In the Midwest, Mexican workers have become critically important to the survival of rural areas and small towns—and to the individual farmers who rely on their work—with undocumented immigrants, mostly from Mexico, accounting for an estimated 80 percent of employees on the dairy farms of western Wisconsin.
In Milked, former editor-in-chief of The Progressive, Ruth Conniff introduces us to the migrants who worked on these dairy farms, their employers, among them white voters who helped elect Donald Trump to office in 2016, and the surprising friendships that have formed between these two groups of people.
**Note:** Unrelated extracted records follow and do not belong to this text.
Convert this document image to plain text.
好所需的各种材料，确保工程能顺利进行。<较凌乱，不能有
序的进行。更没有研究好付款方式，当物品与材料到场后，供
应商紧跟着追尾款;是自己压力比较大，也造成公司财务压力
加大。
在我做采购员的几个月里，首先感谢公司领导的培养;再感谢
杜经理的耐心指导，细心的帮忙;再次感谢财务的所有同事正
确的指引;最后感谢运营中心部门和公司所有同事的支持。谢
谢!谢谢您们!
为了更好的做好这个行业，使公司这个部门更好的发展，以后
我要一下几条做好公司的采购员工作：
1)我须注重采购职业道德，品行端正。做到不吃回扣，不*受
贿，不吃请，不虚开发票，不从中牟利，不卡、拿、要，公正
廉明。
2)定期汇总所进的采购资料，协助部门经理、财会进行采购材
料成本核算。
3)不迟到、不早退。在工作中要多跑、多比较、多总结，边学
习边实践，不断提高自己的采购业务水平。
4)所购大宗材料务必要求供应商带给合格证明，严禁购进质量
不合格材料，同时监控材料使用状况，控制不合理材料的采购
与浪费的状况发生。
These stories offer a rich and fascinating account of how two crises—the record-breaking rate of farm bankruptcies in the Upper Midwest, and the contentious politics around immigration—are changing the landscape of rural America.
A unique and fascinating exploration of rural farming communities, Milked sheds light on seismic shifts in policy on both sides of the border over recent decades, connecting issues of labor, immigration, race, food, economics, and U.S.-Mexico relations and revealing how two seemingly disparate groups of people have come to rely on each other, how they are subject to the same global economic forces, and how, ultimately, the bridges of understanding that they have built can lead us toward a more constructive politics and a better world.
“Anyone who wants to understand the real relationship between people in the United States and Mexico should read Milked.”—David Bacon, author of Illegal People: How Globalization Creates Migration and Criminalizes Immigrants.